Are the going/common down payment minimum for duplex's (20%) tri/quadplex (25%)?

Investment property (not primary residence)

So it depends on the type of financing. DSCR versus conventional for example. On DSCR, you can do 80% on either usually.

cheers
Quote from @Jill Young:

I'm interested in purchasing a property in Texas (that's in a great location for STRs). It's an acreage property near the lake that has a main house (2/1), guest house (3/2), and small studio-layout unit (3 units on same property). The guest house has STR rental history but the other two units would need to be based on projections. It's a million-dollar property. I don't know what the 'appraised' value would end up being. I also have personal W2 income, if that matters.

Is there a loan out there for a set-up like this at 15% down? 
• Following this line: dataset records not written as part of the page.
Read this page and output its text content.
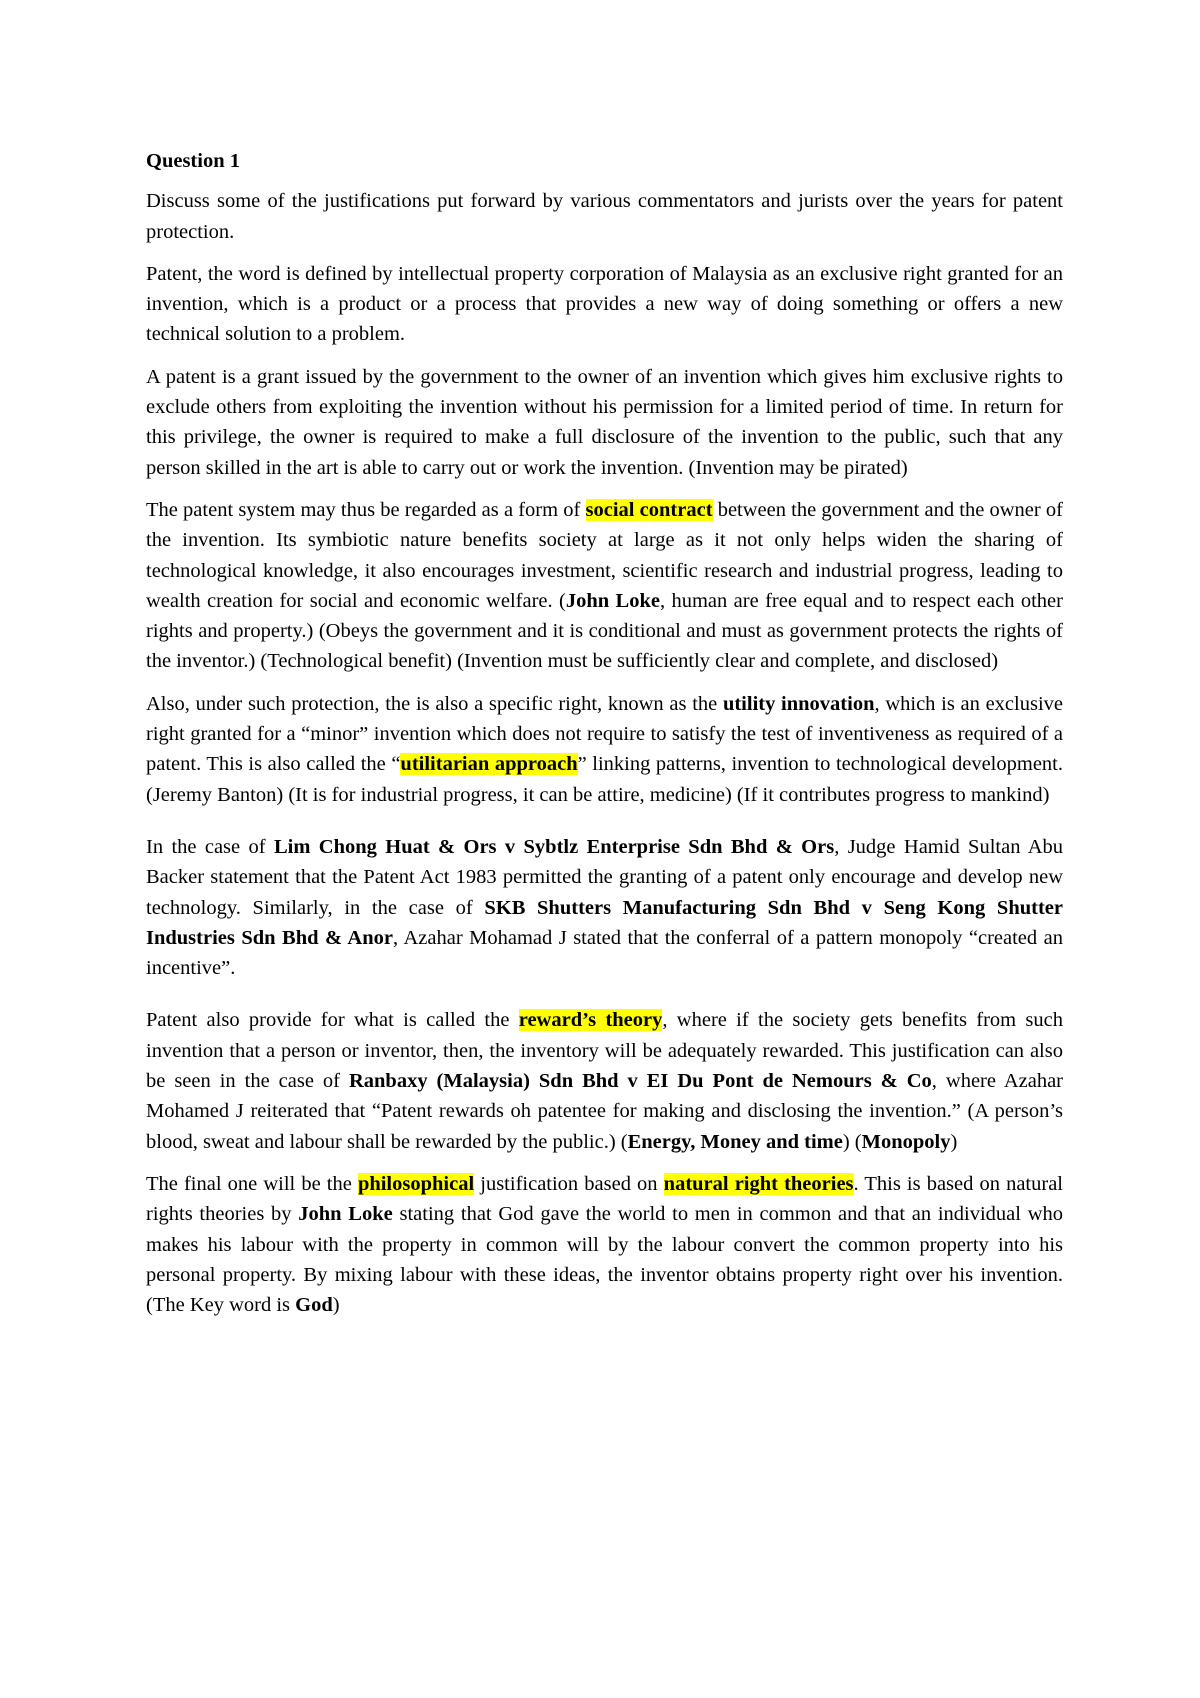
Question 1

Discuss some of the justifications put forward by various commentators and jurists over the years for patent protection.

Patent, the word is defined by intellectual property corporation of Malaysia as an exclusive right granted for an invention, which is a product or a process that provides a new way of doing something or offers a new technical solution to a problem.

A patent is a grant issued by the government to the owner of an invention which gives him exclusive rights to exclude others from exploiting the invention without his permission for a limited period of time. In return for this privilege, the owner is required to make a full disclosure of the invention to the public, such that any person skilled in the art is able to carry out or work the invention. (Invention may be pirated)

The patent system may thus be regarded as a form of social contract between the government and the owner of the invention. Its symbiotic nature benefits society at large as it not only helps widen the sharing of technological knowledge, it also encourages investment, scientific research and industrial progress, leading to wealth creation for social and economic welfare. (John Loke, human are free equal and to respect each other rights and property.) (Obeys the government and it is conditional and must as government protects the rights of the inventor.) (Technological benefit) (Invention must be sufficiently clear and complete, and disclosed)

Also, under such protection, the is also a specific right, known as the utility innovation, which is an exclusive right granted for a “minor” invention which does not require to satisfy the test of inventiveness as required of a patent. This is also called the “utilitarian approach” linking patterns, invention to technological development. (Jeremy Banton) (It is for industrial progress, it can be attire, medicine) (If it contributes progress to mankind)

In the case of Lim Chong Huat & Ors v Sybtlz Enterprise Sdn Bhd & Ors, Judge Hamid Sultan Abu Backer statement that the Patent Act 1983 permitted the granting of a patent only encourage and develop new technology. Similarly, in the case of SKB Shutters Manufacturing Sdn Bhd v Seng Kong Shutter Industries Sdn Bhd & Anor, Azahar Mohamad J stated that the conferral of a pattern monopoly “created an incentive”.

Patent also provide for what is called the reward’s theory, where if the society gets benefits from such invention that a person or inventor, then, the inventory will be adequately rewarded. This justification can also be seen in the case of Ranbaxy (Malaysia) Sdn Bhd v EI Du Pont de Nemours & Co, where Azahar Mohamed J reiterated that “Patent rewards oh patentee for making and disclosing the invention.” (A person’s blood, sweat and labour shall be rewarded by the public.) (Energy, Money and time) (Monopoly)

The final one will be the philosophical justification based on natural right theories. This is based on natural rights theories by John Loke stating that God gave the world to men in common and that an individual who makes his labour with the property in common will by the labour convert the common property into his personal property. By mixing labour with these ideas, the inventor obtains property right over his invention. (The Key word is God)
Speaking of DSCR in particular, 80% will likely be your best bet versus 85%. Consider 80% with some seller concessions to bridge the gap!
Quote from @Laurens Van swol:

We are exploring the possibility of purchasing an investment property in Florida. As U.S. citizens residing in Europe, we are required by the local tax code to hold the property in our personal name. However, our research indicates that many DSCR lenders require Florida properties to be held in an entity.

Are there any DSCR lenders that offer loans for properties held in a personal name?

It does depend on the lender. From my understanding, many require it be held in an entity name for compliance reasons.